A Protestant bishop and a member of Finland’s parliament have been convicted under hate crimes laws for publishing a book that explains what the Bible teaches about men, women, and sex. Now they’re taking their fight to the European Court of Human Rights.
“It is really about the Christian view and Christianity that they are trying to prohibit and censor,” Paivi Rasanen, the Finnish MP and medical doctor, told The Federalist in an exclusive interview Saturday. “And now I think that many Christians and many pastors are in confusion. They do not know where’s the line. What can they teach?”
The Finnish Supreme Court’s 3-2 decision in March convicted Rasanen and Bishop Juhana Pohjola for writing and publishing theological content affirming that men and women are different and sexually complementary. This is basic Christian teaching shared by orthodox Muslims, Jews, and global majorities of Buddhism and Hinduism.
The court did acquit Rasanen on one charge related to posting a Bible verse on X. But the broader conviction sends a chilling message: Christians in Finland can quote Scripture, but they cannot discuss, explain, or teach what it actually means.
That distinction threatens everything from Sunday sermons to private conversations. It calls into question whether any faithful Christian church or community can exist at all under Finnish law.
Rasanen and Pohjola have endured more than seven years of prosecution for talking and writing about the Bible.
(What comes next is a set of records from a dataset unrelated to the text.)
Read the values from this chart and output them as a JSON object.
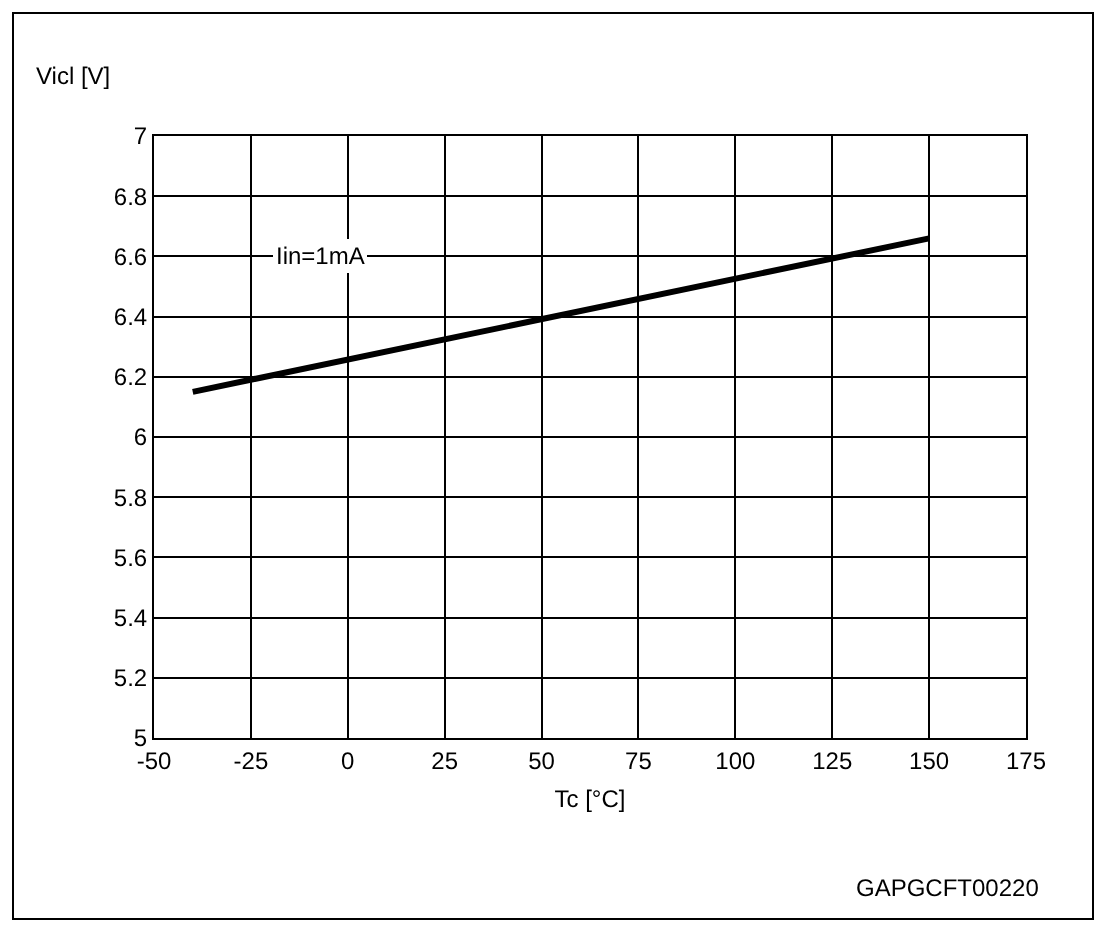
{
  "chart_data": {
    "type": "line",
    "xlabel": "Tc [°C]",
    "ylabel": "Vicl [V]",
    "annotations": [
      "Iin=1mA",
      "GAPGCFT00220"
    ],
    "x": [
      -40,
      150
    ],
    "series": [
      {
        "color": "#000000",
        "values": [
          6.15,
          6.66
        ]
      }
    ],
    "xlim": [
      -50,
      175
    ],
    "xticks": [
      -50,
      -25,
      0,
      25,
      50,
      75,
      100,
      125,
      150,
      175
    ],
    "ylim": [
      5,
      7
    ],
    "yticks": [
      5,
      5.2,
      5.4,
      5.6,
      5.8,
      6,
      6.2,
      6.4,
      6.6,
      6.8,
      7
    ],
    "grid": true,
    "marker": "none",
    "line_style": "solid"
  }
}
Lower courts acquitted them twice, but Finnish prosecutors kept exercising an unusual legal option allowing re-prosecution after acquittal. They pushed forward until they secured a conviction.
The two know the ECHR may prove a difficult venue. But they feel compelled to appeal rather than accept what amounts to the European erasure of Christianity and the basic human rights protections it created, including freedom of speech itself.
Even if they ultimately win, their lawyers have noted the damage is already done. Years of legal battles have strongly discouraged free speech across Finland.